My Next Video (Patrons Only / January 2017)
Added 2017-01-27 06:43:52 +0000 UTCWow, it's been an incredibly busy month for me. I've been putting in very long hours and worked through a whole weekend at my real job, coupled with an illness I recently recovered from (which inhibited my use of a microphone). This has been a rough few weeks for me in terms of content creation.
I do have a new video in the works however, and my plan is to put it live this weekend (should the stars align). The topic is an older game that has a special place in my heart: The Wheel of Time, the 1999 first person shooter based on Robert Jordan's series of novels of the same name.
I apologize for the radio silence of the past couple weeks, and as a partial compensation, I am posting the first two sections of the video script here, if you're curious about what's going to be in it.
Thanks for your patience, and I hope to talk to you all soon on my next livestream!
Intro
Magic, monsters and the eternal struggle of light over dark. Robert Jordan’s revered series of novels--The Wheel of Time--explore an interesting and unique universe which has been tragically underexposed in the visual and interactive media.
Though there have been rumors and failed attempts to bring it to the silver and the smaller screen, and murmurs of an attempt at an Obsidian-developed MMO, they haven’t yet born fruit since their appearance.
Let’s then turn our clocks back to 1999 and re-experience The Wheel of Time PC game, one of the few visual adaptations of the series. Despite the concerning decision to make it a first person shooter, rather than an adventure or role-playing game, this fairly under-the-radar release garnered a modest following, of which a small but dedicated fanbase remains to this day over 17 years later. Despite being technically overshadowed by more modern titles, it boasts an interesting spin on the genre and offered some of the most impressive architecture and art direction any Unreal Engine 1 game had to offer.
As you might expect from an adaptation of one of the longest and verbose fantasy series available, the game has more of a focus on story and setting than most other shooters of the nineties. I remember reading magazine articles before its release, and it also sounded like a very innovative and imaginative shooter, especially its touted multiplayer features, which I will cover later.
So what exactly does this archaic fantasy shooter bring to the table? Let’s take a look.
Setting & Storytelling
In The Wheel of Time, you play Elayna, who is part of the Aes Sedai, a special society of channelers of the One Power (the magic force native to the series). In this era of the setting, the Aes Sedai are all female, as all male channelers were cursed long ago with inevitable insanity by the Dark One.
Elayna is unique in that though she is learned in the One Power and lore, for some reason she is unable to channel, unlike the other sisters of the White Tower. This proves to be an interesting twist and arc in the storyline, but also serves as a foundation of the gameplay mechanics. Elayna must collect and wield Ter’Angreal, special artifacts which allow her to channel the One Power even though she can not naturally do so otherwise.

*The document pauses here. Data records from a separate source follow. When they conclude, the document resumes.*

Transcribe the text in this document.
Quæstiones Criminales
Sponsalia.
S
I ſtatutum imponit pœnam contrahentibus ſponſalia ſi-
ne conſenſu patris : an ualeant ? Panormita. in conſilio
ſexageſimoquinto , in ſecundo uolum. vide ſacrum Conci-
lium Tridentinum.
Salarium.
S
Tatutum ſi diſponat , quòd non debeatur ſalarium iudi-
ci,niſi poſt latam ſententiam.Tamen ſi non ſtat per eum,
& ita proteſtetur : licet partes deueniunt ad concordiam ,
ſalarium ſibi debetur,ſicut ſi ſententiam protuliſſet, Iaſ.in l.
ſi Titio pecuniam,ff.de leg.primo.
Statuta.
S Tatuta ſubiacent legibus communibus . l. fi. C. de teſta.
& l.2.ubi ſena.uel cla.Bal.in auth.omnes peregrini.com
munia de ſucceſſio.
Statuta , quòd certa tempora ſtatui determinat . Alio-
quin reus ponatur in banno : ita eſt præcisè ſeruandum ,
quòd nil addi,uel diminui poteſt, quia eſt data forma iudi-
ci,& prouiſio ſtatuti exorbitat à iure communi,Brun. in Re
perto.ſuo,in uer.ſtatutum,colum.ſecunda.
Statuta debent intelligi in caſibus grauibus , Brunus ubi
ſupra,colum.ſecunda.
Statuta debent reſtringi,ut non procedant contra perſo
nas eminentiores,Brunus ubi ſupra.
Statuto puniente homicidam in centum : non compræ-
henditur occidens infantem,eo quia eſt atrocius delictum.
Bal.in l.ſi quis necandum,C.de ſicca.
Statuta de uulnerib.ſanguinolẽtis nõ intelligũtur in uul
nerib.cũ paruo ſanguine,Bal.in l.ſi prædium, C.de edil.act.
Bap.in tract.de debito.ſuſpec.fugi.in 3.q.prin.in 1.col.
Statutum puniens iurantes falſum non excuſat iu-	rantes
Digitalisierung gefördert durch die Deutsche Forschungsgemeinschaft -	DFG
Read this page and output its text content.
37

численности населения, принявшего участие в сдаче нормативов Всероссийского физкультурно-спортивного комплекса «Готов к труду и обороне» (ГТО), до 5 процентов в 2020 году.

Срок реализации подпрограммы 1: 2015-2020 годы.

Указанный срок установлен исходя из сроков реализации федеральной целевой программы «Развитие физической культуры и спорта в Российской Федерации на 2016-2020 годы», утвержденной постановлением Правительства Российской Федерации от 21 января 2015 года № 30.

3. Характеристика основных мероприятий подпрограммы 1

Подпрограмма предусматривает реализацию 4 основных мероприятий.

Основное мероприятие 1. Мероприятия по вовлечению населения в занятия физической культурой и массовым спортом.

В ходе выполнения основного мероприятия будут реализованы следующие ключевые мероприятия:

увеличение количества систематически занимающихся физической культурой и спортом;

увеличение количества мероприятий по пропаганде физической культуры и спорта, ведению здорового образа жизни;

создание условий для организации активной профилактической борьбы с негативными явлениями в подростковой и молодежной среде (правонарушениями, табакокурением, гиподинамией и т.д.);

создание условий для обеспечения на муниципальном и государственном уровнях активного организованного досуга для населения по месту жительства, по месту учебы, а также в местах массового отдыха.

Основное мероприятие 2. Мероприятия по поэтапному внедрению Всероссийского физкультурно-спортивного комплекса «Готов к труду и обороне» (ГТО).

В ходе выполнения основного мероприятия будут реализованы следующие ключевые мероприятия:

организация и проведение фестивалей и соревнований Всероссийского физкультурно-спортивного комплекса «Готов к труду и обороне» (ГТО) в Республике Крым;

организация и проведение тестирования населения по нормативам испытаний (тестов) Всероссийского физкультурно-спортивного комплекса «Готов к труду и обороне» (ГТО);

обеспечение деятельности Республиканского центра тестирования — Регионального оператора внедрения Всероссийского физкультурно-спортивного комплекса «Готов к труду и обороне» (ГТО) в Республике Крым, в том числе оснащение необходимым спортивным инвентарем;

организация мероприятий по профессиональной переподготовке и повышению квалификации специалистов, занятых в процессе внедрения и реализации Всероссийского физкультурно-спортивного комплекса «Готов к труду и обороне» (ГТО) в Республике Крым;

At the beginning of the game, Elayna is attacked in her office by a mysterious assassin who was looking for an unknown artifact, but she is strangely spared his full wrath. The leader of the Aes Sedai in the White Tower (the Amyrlin) later sends her out to pursue the assailant, and is given Ter’Angreal to supplant her lack of natural power.
As the story unfolds, she is able to wield more and more powerful Ter’Angreal, and discovers more about the plots and mysteries surrounding the events taking place in the game’s storyline -- the secrets about her own powers and part in the world, and the dark forces that threaten it.
Jordan’s imaginative setting may have been a bit undersold in this game, and as some longtime fans of the novels have pointed out, the game does take some liberties with its source material. But through voiceovers before each chapter, dialogue through many of the missions themselves, and then-impressive pre-rendered cutscenes in-between, the game is successful in creating interest in the series of novels that inspire it. Although it may not live up to the best story writing and delivery of contemporary games, I found it to be a unique storyline and more than enough to keep the single player mode going for its duration.